After looking at the pics and my head again, I noticed large amounts of carbon soot that had deposited in the head after last test. Assembled clean both piston tops and head chamber I thought it was strange to have so much deposits. Thinking it was just from the minutes of running. Now I look, I know for sure it is all the carbon and sludge build up inside the exhaust ports that was being sucked clean with water into the combustion chambers. This tells me 100% the water was indeed coming from the exhaust plate side cover gasket failure.

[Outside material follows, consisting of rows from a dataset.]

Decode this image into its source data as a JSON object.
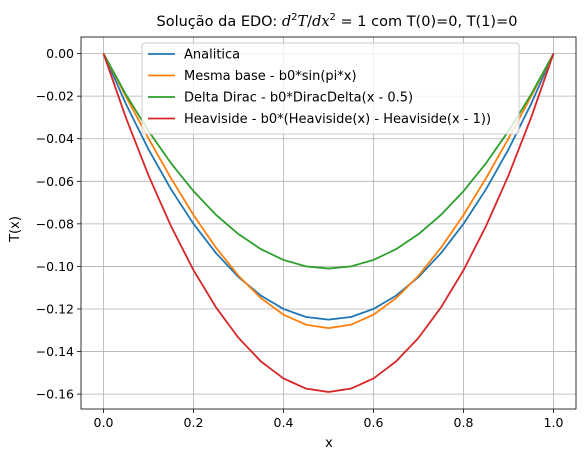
{
  "chart_data": {
    "type": "line",
    "title": "Solução da EDO: ",
    "title_math": {
      "d": "d",
      "T": "T",
      "x": "x",
      "exp": "2",
      "slash": "/",
      "eq_rhs": "= 1"
    },
    "title_suffix": " com T(0)=0, T(1)=0",
    "xlabel": "x",
    "ylabel": "T(x)",
    "xlim": [
      -0.05,
      1.05
    ],
    "ylim": [
      -0.167,
      0.0078
    ],
    "xticks": [
      0.0,
      0.2,
      0.4,
      0.6,
      0.8,
      1.0
    ],
    "xtick_labels": [
      "0.0",
      "0.2",
      "0.4",
      "0.6",
      "0.8",
      "1.0"
    ],
    "yticks": [
      0.0,
      -0.02,
      -0.04,
      -0.06,
      -0.08,
      -0.1,
      -0.12,
      -0.14,
      -0.16
    ],
    "ytick_labels": [
      "0.00",
      "−0.02",
      "−0.04",
      "−0.06",
      "−0.08",
      "−0.10",
      "−0.12",
      "−0.14",
      "−0.16"
    ],
    "grid": true,
    "legend_position": "top-center",
    "x": [
      0.0,
      0.05,
      0.1,
      0.15,
      0.2,
      0.25,
      0.3,
      0.35,
      0.4,
      0.45,
      0.5,
      0.55,
      0.6,
      0.65,
      0.7,
      0.75,
      0.8,
      0.85,
      0.9,
      0.95,
      1.0
    ],
    "series": [
      {
        "name": "Analitica",
        "color": "#1f77b4",
        "values": [
          0.0,
          -0.02375,
          -0.045,
          -0.06375,
          -0.08,
          -0.09375,
          -0.105,
          -0.11375,
          -0.12,
          -0.12375,
          -0.125,
          -0.12375,
          -0.12,
          -0.11375,
          -0.105,
          -0.09375,
          -0.08,
          -0.06375,
          -0.045,
          -0.02375,
          0.0
        ]
      },
      {
        "name": "Mesma base - b0*sin(pi*x)",
        "color": "#ff7f0e",
        "values": [
          0.0,
          -0.02018,
          -0.03987,
          -0.05857,
          -0.07583,
          -0.09122,
          -0.10437,
          -0.11494,
          -0.12268,
          -0.12741,
          -0.129,
          -0.12741,
          -0.12268,
          -0.11494,
          -0.10437,
          -0.09122,
          -0.07583,
          -0.05857,
          -0.03987,
          -0.02018,
          0.0
        ]
      },
      {
        "name": "Delta Dirac - b0*DiracDelta(x - 0.5)",
        "color": "#2ca02c",
        "values": [
          0.0,
          -0.01928,
          -0.03636,
          -0.05151,
          -0.06464,
          -0.07575,
          -0.08484,
          -0.09191,
          -0.09696,
          -0.09999,
          -0.101,
          -0.09999,
          -0.09696,
          -0.09191,
          -0.08484,
          -0.07575,
          -0.06464,
          -0.05151,
          -0.03636,
          -0.01928,
          0.0
        ]
      },
      {
        "name": "Heaviside - b0*(Heaviside(x) - Heaviside(x - 1))",
        "color": "#d62728",
        "values": [
          0.0,
          -0.03021,
          -0.05724,
          -0.08109,
          -0.10176,
          -0.11925,
          -0.13356,
          -0.14469,
          -0.15264,
          -0.15741,
          -0.159,
          -0.15741,
          -0.15264,
          -0.14469,
          -0.13356,
          -0.11925,
          -0.10176,
          -0.08109,
          -0.05724,
          -0.03021,
          0.0
        ]
      }
    ]
  }
}
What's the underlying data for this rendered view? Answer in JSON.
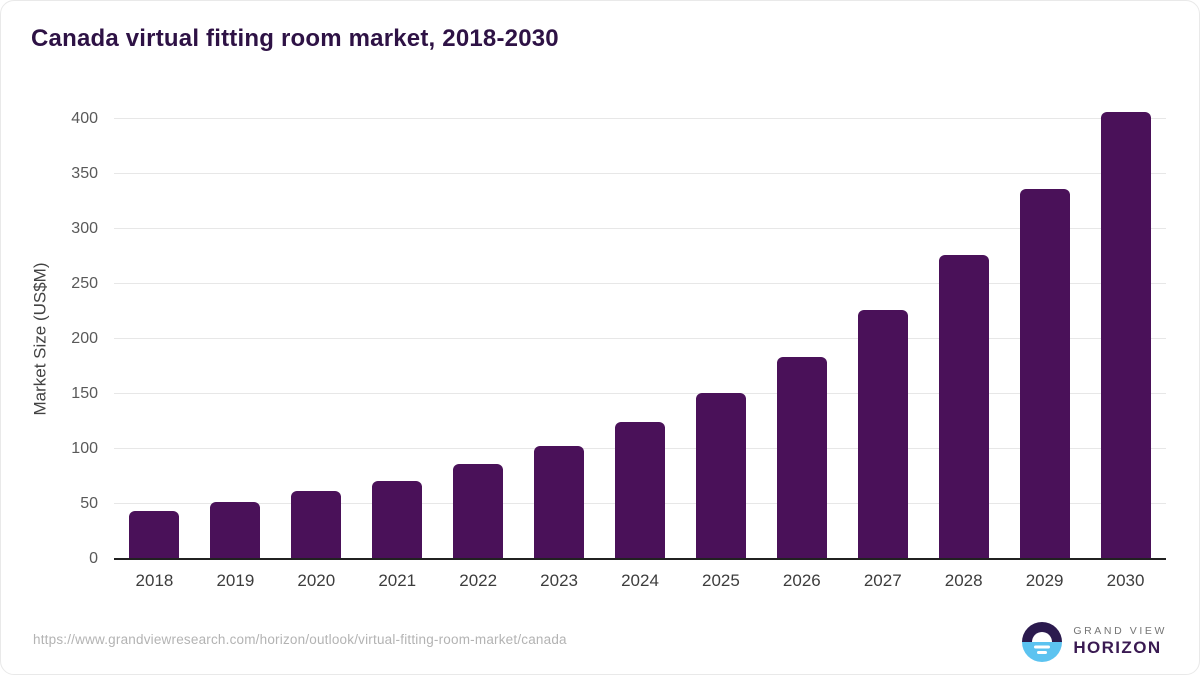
{
  "title": "Canada virtual fitting room market, 2018-2030",
  "chart_data": {
    "type": "bar",
    "title": "Canada virtual fitting room market, 2018-2030",
    "categories": [
      "2018",
      "2019",
      "2020",
      "2021",
      "2022",
      "2023",
      "2024",
      "2025",
      "2026",
      "2027",
      "2028",
      "2029",
      "2030"
    ],
    "values": [
      44,
      52,
      62,
      71,
      86,
      103,
      125,
      151,
      184,
      226,
      276,
      336,
      406
    ],
    "xlabel": "",
    "ylabel": "Market Size (US$M)",
    "ylim": [
      0,
      400
    ],
    "yticks": [
      0,
      50,
      100,
      150,
      200,
      250,
      300,
      350,
      400
    ],
    "grid": true,
    "legend": "none",
    "bar_color": "#4a1159"
  },
  "footer": {
    "source_url": "https://www.grandviewresearch.com/horizon/outlook/virtual-fitting-room-market/canada",
    "brand_top": "GRAND VIEW",
    "brand_bottom": "HORIZON"
  },
  "colors": {
    "title": "#2e1245",
    "bar": "#4a1159",
    "gridline": "#e7e7e7",
    "axis_line": "#212121",
    "tick_text": "#595959",
    "logo_dark": "#2b1a4e",
    "logo_blue": "#5cc3f0"
  }
}
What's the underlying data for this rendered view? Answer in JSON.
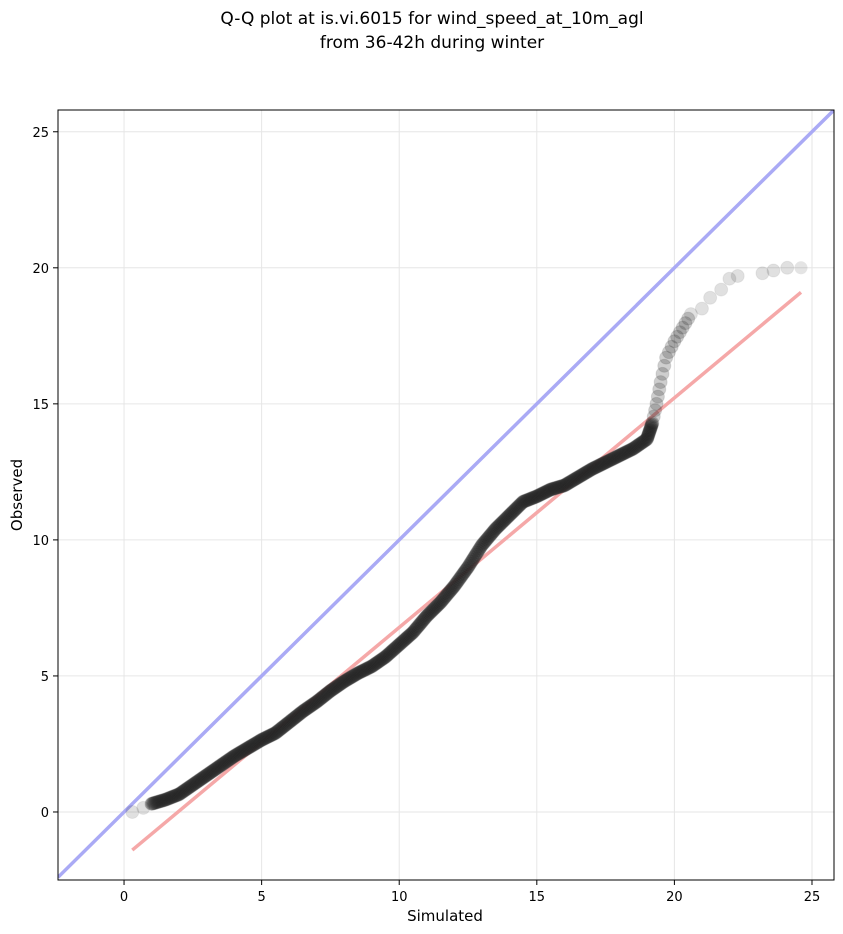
{
  "chart_data": {
    "type": "scatter",
    "title": "Q-Q plot at is.vi.6015 for wind_speed_at_10m_agl",
    "subtitle": "from 36-42h during winter",
    "xlabel": "Simulated",
    "ylabel": "Observed",
    "xlim": [
      -2.4,
      25.8
    ],
    "ylim": [
      -2.5,
      25.8
    ],
    "xticks": [
      0,
      5,
      10,
      15,
      20,
      25
    ],
    "yticks": [
      0,
      5,
      10,
      15,
      20,
      25
    ],
    "grid": true,
    "reference_line": {
      "from": [
        -2.4,
        -2.4
      ],
      "to": [
        25.8,
        25.8
      ],
      "color": "#aaaaf5"
    },
    "fit_line": {
      "from": [
        0.3,
        -1.4
      ],
      "to": [
        24.6,
        19.1
      ],
      "color": "#f5a8a8"
    },
    "quantile_curve": [
      [
        0.3,
        0.0
      ],
      [
        0.7,
        0.15
      ],
      [
        1.0,
        0.3
      ],
      [
        1.5,
        0.45
      ],
      [
        2.0,
        0.65
      ],
      [
        2.5,
        1.0
      ],
      [
        3.0,
        1.35
      ],
      [
        3.5,
        1.7
      ],
      [
        4.0,
        2.05
      ],
      [
        4.5,
        2.35
      ],
      [
        5.0,
        2.65
      ],
      [
        5.5,
        2.9
      ],
      [
        6.0,
        3.3
      ],
      [
        6.5,
        3.7
      ],
      [
        7.0,
        4.05
      ],
      [
        7.5,
        4.45
      ],
      [
        8.0,
        4.8
      ],
      [
        8.5,
        5.1
      ],
      [
        9.0,
        5.35
      ],
      [
        9.5,
        5.7
      ],
      [
        10.0,
        6.15
      ],
      [
        10.5,
        6.6
      ],
      [
        11.0,
        7.2
      ],
      [
        11.5,
        7.7
      ],
      [
        12.0,
        8.3
      ],
      [
        12.5,
        9.0
      ],
      [
        13.0,
        9.8
      ],
      [
        13.5,
        10.4
      ],
      [
        14.0,
        10.9
      ],
      [
        14.5,
        11.4
      ],
      [
        15.0,
        11.6
      ],
      [
        15.5,
        11.85
      ],
      [
        16.0,
        12.0
      ],
      [
        16.5,
        12.3
      ],
      [
        17.0,
        12.6
      ],
      [
        17.5,
        12.85
      ],
      [
        18.0,
        13.1
      ],
      [
        18.5,
        13.35
      ],
      [
        19.0,
        13.7
      ],
      [
        19.2,
        14.3
      ],
      [
        19.35,
        15.0
      ],
      [
        19.5,
        15.8
      ],
      [
        19.7,
        16.7
      ],
      [
        20.0,
        17.3
      ],
      [
        20.3,
        17.8
      ],
      [
        20.6,
        18.3
      ],
      [
        21.0,
        18.5
      ],
      [
        21.3,
        18.9
      ],
      [
        21.7,
        19.2
      ],
      [
        22.0,
        19.6
      ],
      [
        22.3,
        19.7
      ],
      [
        23.2,
        19.8
      ],
      [
        23.6,
        19.9
      ],
      [
        24.1,
        20.0
      ],
      [
        24.6,
        20.0
      ]
    ]
  }
}
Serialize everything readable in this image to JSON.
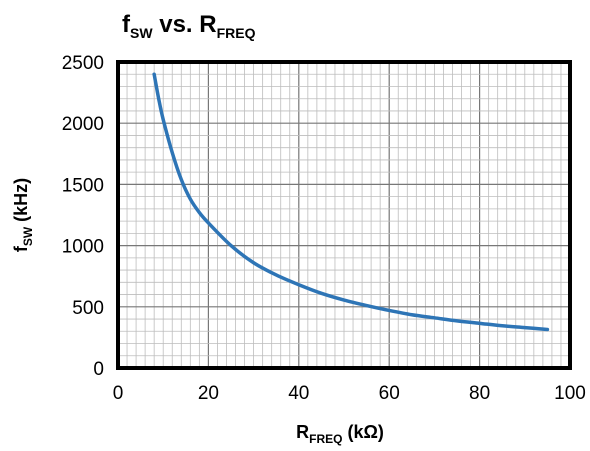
{
  "chart_data": {
    "type": "line",
    "title": {
      "main": "f",
      "sub": "SW",
      "rest": " vs. R",
      "sub2": "FREQ"
    },
    "xlabel": {
      "main": "R",
      "sub": "FREQ",
      "rest": " (kΩ)"
    },
    "ylabel": {
      "main": "f",
      "sub": "SW",
      "rest": " (kHz)"
    },
    "xlim": [
      0,
      100
    ],
    "ylim": [
      0,
      2500
    ],
    "x_ticks": [
      0,
      20,
      40,
      60,
      80,
      100
    ],
    "y_ticks": [
      0,
      500,
      1000,
      1500,
      2000,
      2500
    ],
    "x_tick_labels": [
      "0",
      "20",
      "40",
      "60",
      "80",
      "100"
    ],
    "y_tick_labels": [
      "0",
      "500",
      "1000",
      "1500",
      "2000",
      "2500"
    ],
    "grid": true,
    "series": [
      {
        "color": "#2e75b6",
        "x": [
          8,
          9,
          10,
          12,
          14,
          16,
          18,
          20,
          25,
          30,
          35,
          40,
          45,
          50,
          55,
          60,
          65,
          70,
          75,
          80,
          85,
          90,
          95
        ],
        "y": [
          2400,
          2200,
          2030,
          1760,
          1540,
          1380,
          1270,
          1185,
          1000,
          860,
          760,
          680,
          610,
          555,
          510,
          470,
          435,
          410,
          385,
          365,
          345,
          330,
          315
        ]
      }
    ]
  }
}
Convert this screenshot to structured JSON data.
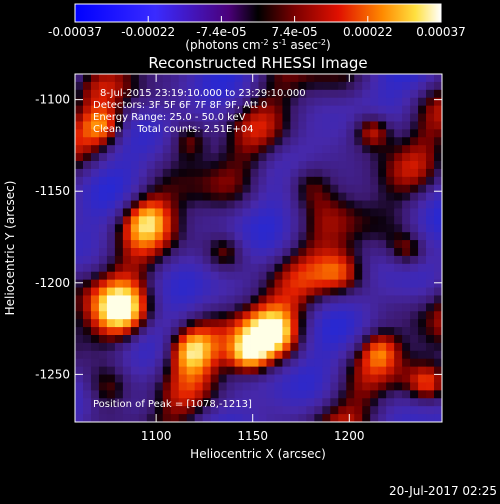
{
  "chart_data": {
    "type": "heatmap",
    "title": "Reconstructed RHESSI Image",
    "xlabel": "Heliocentric X (arcsec)",
    "ylabel": "Heliocentric Y (arcsec)",
    "xlim": [
      1058,
      1248
    ],
    "ylim": [
      -1276,
      -1086
    ],
    "x_ticks": [
      1100,
      1150,
      1200
    ],
    "y_ticks": [
      -1100,
      -1150,
      -1200,
      -1250
    ],
    "colorbar": {
      "min": -0.00037,
      "max": 0.00037,
      "ticks": [
        "-0.00037",
        "-0.00022",
        "-7.4e-05",
        "7.4e-05",
        "0.00022",
        "0.00037"
      ],
      "label": "(photons cm-2 s-1 asec-2)"
    },
    "annotations": [
      "8-Jul-2015 23:19:10.000 to 23:29:10.000",
      "Detectors: 3F 5F 6F 7F 8F 9F, Att 0",
      "Energy Range: 25.0 - 50.0 keV",
      "Clean     Total counts: 2.51E+04"
    ],
    "peak_label": "Position of Peak = [1078,-1213]",
    "peak": [
      1078,
      -1213
    ],
    "grid": false
  },
  "footer": {
    "timestamp": "20-Jul-2017 02:25"
  }
}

Hers is some pics of the bore and piston skirts, including the ring and crown area where most overheat often binds around the rings and above. All wear seems normal, no scratches I can feel with my fingernail, no deep grooves or areas that looked excessively worn. Rings feel free and not stuck.
You can see in one of the pics the very bad misalignment in the intake ports block castings to cyclinder sleeve. Perhaps I should be doing a tear down, new rings and hone and a clean up and port match of the block and sleeve. I know from experience not much is needed to bugger up bottom end performance when messing with ports and grinding. So I would only be doing a clean up really. Small shamfers on the edges is all that is needed from experience with jetski 2 stokes.
http://i159.photobucket.com/albums/t...0-08572701.jpg
http://i159.photobucket.com/albums/t...0-08585202.jpg
http://i159.photobucket.com/albums/t...0-08594003.jpg
123 top to bottom in order above pics.
http://i159.photobucket.com/albums/t...0-09003904.jpg
http://i159.photobucket.com/albums/t...0-09011805.jpg
You can see in this last post the amount of 'flushed' out carbon and sludge from inside the exhaust chamber that was the deposits in the head once I removed it.
http://i159.photobucket.com/albums/t...0-09033306.jpg
Port misalignment pic
Looks like #3 is leaking to me. Look at the gasket ring it has soot on it. Prob pulling water in. Block may not be true.
What brand and type oil and mix are you using?